Artista morto em SP fez quadro sobre alagamento e tinha portão antienchente recém-instalado

O artista plástico paulistano Rodolpho Tamanini Netto, de 73 anos, que morreu após ter a casa invadida por uma enxurrada, em Pinheiros, zona oeste de São Paulo, convivia com os problemas de inundações na rua onde morava, a Belmiro Braga - bem próxima ao Beco do Batman.

Segundo Jacques Ardies, amigo de Tamanini e dono da galeria que representava o pintor, a Galeria Jacques Ardies, o artista sempre morou no mesmo endereço e sofria frequentemente com problemas de enchentes e inundações em períodos das chuvas.

"A gente sempre ligava para ele para saber se estava tudo bem, se tinha perdido ou danificado alguma coisa", diz Ardies, ao Estadão. "Ele morava em um sobrado, na parte de cima, então não costumava ser afetado", acrescenta o colega.

Ardies explica que Tamanini sempre morou na mesma casa, que passou a ser dele depois da morte dos pais. Ele não era casado e também não teve filhos.

Por conta das enchentes, comuns na região, segundo Ardies, o pintor instalou um portão de aço para conter alagamentos e em casa. "Os vizinhos me contaram que ele foi checar algo no portão que tinha sido instalado. Foi quando bateu o carro e a água entrou na casa dele. Se ele tivesse ficado na parte de dentro, isso não teria acontecido", lamentou o amigo.

Informações da Secretaria de Segurança Pública do Estado (SSP-SP) indicam que um veículo, arrastado pelas correntezas da tempestade, se chocou e danificou o portão da casa de Tamanini. Isso teria facilitado a entrada de água na residência do artista. O caso foi registrado como morte suspeita no 14° DP (Pinheiros).

Rodolpho Tamanini Netto nasceu em 1951 e, desde os 17 anos, teve uma vida dedicada exclusivamente às artes. Era conhecido como um artista urbano, por conta de suas representações das cidades, principalmente de São Paulo.

Ele morreu na véspera do aniversário da capital paulista, que fez 471 nesse sábado, 25. Tamanini usava os principais endereços paulistanos para pintar os seus quadros.

N galeria de Rodolpho Tamanini Netto há quadros do Aeroporto de Congonhas, da Estação da Luz, do Vale do Anhangabaú, do Museu do Ipiranga e do Parque do Ibirapuera. Um nascer do sol visto do Pico do Jaraguá, o ponto mais alto paulistano, na zona norte, também foi tema de suas pinturas.

Mas questões que o atingiam diretamente também eram temas para seus quadros. Um exemplo são as próprias consequências das chuvas, que foi retratada em um quadro de 2008, chamado A Enchente. Na tela, Rodolpho Tamanini mostra a água ganhando espaço na cidade e avançando sobre veículos e pessoas.

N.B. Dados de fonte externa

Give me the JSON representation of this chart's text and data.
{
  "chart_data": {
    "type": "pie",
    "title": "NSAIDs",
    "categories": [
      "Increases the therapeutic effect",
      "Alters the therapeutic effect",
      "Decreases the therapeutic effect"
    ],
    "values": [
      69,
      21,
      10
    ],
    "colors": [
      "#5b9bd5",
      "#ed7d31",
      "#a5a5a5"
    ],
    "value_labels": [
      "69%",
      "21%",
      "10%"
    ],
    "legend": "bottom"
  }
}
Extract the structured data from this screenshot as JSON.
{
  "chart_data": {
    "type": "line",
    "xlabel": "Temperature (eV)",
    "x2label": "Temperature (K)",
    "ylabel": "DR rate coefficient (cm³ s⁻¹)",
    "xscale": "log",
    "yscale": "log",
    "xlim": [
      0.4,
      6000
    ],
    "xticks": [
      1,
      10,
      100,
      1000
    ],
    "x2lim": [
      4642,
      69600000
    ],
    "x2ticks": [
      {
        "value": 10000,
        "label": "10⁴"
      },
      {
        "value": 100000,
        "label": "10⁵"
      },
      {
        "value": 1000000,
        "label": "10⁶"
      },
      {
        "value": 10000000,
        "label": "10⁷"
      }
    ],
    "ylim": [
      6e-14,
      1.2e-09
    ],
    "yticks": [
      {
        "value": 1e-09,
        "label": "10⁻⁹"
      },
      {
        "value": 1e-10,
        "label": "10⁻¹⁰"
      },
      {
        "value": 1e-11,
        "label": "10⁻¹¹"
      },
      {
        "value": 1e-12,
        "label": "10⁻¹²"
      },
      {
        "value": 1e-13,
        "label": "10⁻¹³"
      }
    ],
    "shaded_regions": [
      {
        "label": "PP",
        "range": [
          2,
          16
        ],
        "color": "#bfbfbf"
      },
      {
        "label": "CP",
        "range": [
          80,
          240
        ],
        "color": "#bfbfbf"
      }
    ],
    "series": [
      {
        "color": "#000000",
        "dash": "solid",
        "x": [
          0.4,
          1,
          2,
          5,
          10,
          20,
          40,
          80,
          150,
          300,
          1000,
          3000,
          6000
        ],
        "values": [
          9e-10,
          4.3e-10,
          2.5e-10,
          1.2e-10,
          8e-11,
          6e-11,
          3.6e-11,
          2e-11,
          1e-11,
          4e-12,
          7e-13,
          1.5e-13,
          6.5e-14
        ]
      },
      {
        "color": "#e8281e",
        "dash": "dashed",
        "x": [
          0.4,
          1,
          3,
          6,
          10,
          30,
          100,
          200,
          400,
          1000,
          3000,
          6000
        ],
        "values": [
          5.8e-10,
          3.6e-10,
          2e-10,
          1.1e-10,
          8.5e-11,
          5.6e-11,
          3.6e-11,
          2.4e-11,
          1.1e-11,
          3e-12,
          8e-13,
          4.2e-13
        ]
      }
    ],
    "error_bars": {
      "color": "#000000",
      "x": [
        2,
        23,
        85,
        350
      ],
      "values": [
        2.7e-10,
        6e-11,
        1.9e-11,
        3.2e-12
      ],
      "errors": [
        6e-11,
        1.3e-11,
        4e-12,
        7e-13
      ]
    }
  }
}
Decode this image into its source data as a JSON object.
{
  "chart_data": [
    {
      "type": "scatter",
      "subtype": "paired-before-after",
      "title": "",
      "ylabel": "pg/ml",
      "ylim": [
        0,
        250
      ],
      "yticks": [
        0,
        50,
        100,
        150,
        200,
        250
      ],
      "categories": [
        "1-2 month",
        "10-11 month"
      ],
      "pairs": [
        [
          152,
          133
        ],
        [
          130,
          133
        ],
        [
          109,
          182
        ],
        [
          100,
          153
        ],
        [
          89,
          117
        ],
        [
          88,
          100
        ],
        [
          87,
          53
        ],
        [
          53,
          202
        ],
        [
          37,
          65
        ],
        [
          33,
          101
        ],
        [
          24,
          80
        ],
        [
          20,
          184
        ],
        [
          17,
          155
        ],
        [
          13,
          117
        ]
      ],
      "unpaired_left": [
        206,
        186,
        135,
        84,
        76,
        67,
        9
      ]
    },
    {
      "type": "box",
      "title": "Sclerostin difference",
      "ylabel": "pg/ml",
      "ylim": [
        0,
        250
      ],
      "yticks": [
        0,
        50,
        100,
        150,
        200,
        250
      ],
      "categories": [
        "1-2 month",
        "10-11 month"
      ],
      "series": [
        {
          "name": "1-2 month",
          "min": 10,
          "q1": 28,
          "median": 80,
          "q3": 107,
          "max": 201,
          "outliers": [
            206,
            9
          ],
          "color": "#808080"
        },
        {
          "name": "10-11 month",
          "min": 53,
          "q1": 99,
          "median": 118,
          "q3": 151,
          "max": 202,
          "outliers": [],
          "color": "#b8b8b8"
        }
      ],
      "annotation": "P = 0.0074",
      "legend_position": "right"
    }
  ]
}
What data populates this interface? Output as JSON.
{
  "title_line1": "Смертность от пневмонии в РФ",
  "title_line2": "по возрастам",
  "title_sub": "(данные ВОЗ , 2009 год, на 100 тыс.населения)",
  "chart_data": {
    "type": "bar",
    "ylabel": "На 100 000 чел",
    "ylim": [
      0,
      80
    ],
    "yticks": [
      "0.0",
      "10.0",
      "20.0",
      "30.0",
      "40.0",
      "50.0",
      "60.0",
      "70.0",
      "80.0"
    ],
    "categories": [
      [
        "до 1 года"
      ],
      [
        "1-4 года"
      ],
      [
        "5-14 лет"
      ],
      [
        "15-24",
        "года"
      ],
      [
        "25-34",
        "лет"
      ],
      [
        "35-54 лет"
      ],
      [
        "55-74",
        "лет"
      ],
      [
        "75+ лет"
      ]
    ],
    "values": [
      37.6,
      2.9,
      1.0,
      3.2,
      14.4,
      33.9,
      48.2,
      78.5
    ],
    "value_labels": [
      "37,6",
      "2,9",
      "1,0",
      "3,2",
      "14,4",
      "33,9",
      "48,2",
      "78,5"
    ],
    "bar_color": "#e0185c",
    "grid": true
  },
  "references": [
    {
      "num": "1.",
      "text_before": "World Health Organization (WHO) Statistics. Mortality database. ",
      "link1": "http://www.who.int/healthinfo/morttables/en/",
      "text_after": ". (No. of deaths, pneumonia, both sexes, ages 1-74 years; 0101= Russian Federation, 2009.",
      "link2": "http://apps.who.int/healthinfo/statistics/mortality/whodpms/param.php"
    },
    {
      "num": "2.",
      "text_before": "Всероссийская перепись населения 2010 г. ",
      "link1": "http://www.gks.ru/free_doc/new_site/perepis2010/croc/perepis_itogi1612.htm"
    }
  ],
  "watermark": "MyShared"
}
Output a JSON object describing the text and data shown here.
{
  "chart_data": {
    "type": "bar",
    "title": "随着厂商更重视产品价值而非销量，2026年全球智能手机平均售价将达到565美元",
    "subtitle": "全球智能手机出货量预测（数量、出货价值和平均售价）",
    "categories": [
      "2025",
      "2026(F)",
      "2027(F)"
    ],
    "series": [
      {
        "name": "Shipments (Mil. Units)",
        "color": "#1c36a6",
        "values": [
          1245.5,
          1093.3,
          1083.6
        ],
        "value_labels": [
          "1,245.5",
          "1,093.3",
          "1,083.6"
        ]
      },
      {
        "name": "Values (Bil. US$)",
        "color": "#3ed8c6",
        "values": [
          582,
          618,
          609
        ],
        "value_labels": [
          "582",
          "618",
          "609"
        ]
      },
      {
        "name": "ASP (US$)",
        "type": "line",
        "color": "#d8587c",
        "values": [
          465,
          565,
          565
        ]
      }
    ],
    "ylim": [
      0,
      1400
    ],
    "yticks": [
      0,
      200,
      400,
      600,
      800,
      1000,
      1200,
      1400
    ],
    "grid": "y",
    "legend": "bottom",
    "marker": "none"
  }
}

"O Rodolpho tinha uma conexão muito forte com a cidade, era bastante engajado e informado sobre os problemas de São Paulo. E pintava muito a realidade que vivia também", diz Jacques Ardies.

Legado como artista urbano

Tamanini era visto como observador e extremamente criativo, com uma estética de pintura inconfundível. "Só de bater o olho no quadro, já sabíamos que era assinado por ele", disse Ardies.

"Ele vai ser sempre lembrado como um artista urbano, e terá um legado sensacional", acrescenta Ardies.

Também tinha uma predileção por temas associados ao mar, vida litorânea, elementos da natureza e até mesmo a periferia das cidades. "Gostava de representar a favela de uma forma alegre, com as pessoas sorrindo", lembra Ardies.

O pintor realizou mais de 30 exposições individuais e dezenas de exposições coletivas, muitas delas no exterior, em países como França, Estados Unidos, Suíça, Alemanha e Holanda.

No Brasil, também levou seus trabalhos para diferentes regiões, como Rio de Janeiro, Minas Gerais e Paraná e Brasília, no Distrito Federal. Em reconhecimento pelo seu talento, Tamanini recebeu prêmios ao longo da sua trajetória.

Entre as honrarias, destacam-se as medalhas de ouro conquistadas no I Salão Nacional de Arte Popular de Embu, em 1978 e no XXI Salão de Arte de São Bernardo do Campo, em 1979. Recebeu ainda a medalha de bronze no XVIII Salão de Arte de São Bernardo do Campo, em 1975, e no I Salão de Artes Plásticas de Bauru, em 1982.

"Teve uma carreira de sucesso, com prestígio. Pessoas colecionavam seus quadros", resume Ardies.